Doch allein mit der Klärung zu diesem Prozess war es nicht getan. ,,Wir dürfen Frau Brenner keinerlei Angriffsfläche geben. Solange es irgendetwas gibt, mit dem sie gegen uns vorgehen könnte, sind wir in Gefahr", verdeutlichte Ina es ihrem Team und den Anderen erneut und jeder überlegte, was möglicherweise sie gefährden könnte. Ina fiel sofort etwas ein, eine Sache, die eigentlich begraben sein sollte. Als sie zu Jan sah, wusste sie, dass auch dieser an das Gleiche dachte. ,,Ihr geht manchmal vielleicht etwas vorschnell vor, doch wirklich handfestes ist doch nicht zu finden. Sogar bei dem Austausch ging alles gut und wäre deswegen vor Gericht nicht von Bedeutung." Mittlerweile hatten auch die restlichen Personen im Raum sich an den einen gefährdeten Faktor erinnert, nur Binz und Charlie war dieser nicht bewusst. Leicht fragend sah Ina zu ihrem langjährigen Freund herüber, welcher nur nachgebend nickte und sich zu dem Staatsanwalt umdrehte. ,,Vor circa zwei Jahren, kurz bevor Tom weg und Moritz hergekommen ist, litt ich an einer Kokainsucht. Moritz wurde von seiner Mutter hergeschickt, da diese damals schon Dreck über unser Team sammeln wollte, doch er entschloss sich dagegen, mich zu verpetzen.

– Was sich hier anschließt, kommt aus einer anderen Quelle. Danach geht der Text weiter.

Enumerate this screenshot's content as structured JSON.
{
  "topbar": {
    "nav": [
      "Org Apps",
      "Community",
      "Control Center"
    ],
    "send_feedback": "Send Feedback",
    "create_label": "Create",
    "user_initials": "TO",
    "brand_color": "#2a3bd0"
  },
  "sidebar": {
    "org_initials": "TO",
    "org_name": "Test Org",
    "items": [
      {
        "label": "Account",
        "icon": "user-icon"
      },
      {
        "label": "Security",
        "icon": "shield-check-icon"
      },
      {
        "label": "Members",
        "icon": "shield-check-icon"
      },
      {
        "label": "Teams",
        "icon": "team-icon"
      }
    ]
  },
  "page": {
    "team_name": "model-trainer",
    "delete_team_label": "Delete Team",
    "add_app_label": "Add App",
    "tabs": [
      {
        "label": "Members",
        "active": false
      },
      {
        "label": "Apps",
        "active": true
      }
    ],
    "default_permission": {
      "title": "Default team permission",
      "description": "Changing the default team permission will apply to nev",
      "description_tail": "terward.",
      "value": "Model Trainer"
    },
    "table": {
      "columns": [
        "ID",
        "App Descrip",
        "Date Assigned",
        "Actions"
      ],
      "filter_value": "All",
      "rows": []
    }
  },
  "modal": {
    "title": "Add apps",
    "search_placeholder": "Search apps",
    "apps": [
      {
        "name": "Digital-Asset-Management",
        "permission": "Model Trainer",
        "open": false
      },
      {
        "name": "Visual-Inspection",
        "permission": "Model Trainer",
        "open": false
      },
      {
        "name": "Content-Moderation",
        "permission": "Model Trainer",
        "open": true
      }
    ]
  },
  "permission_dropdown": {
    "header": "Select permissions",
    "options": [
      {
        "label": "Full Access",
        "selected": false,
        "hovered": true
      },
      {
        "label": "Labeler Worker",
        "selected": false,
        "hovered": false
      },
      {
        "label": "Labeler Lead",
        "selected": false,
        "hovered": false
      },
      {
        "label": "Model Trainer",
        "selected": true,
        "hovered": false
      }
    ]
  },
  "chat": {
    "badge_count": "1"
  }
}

Ich bin seit Jahren clean, doch dennoch war ich unter Rausch..." ,,Bitte nicht weiterreden. Ich will davon nichts wissen. Sag mir nur, ob es irgendwelche Beweise dafür gibt oder nicht", hielt Binz den Mann auf, sich weiter zu belasten. Diesmal antwortete Moritz darauf: ,,Nichts handfestes oder so. Das Geständnis, welches Jan aufgenommen hatte, habe ich noch an dem Tag vollständig gelöscht. Mittlerweile habe ich sogar ein neues Handy, weil das Alte baden ging. Nicht einmal Rettig könnte da noch etwas herausholen." ,,Das ist gut."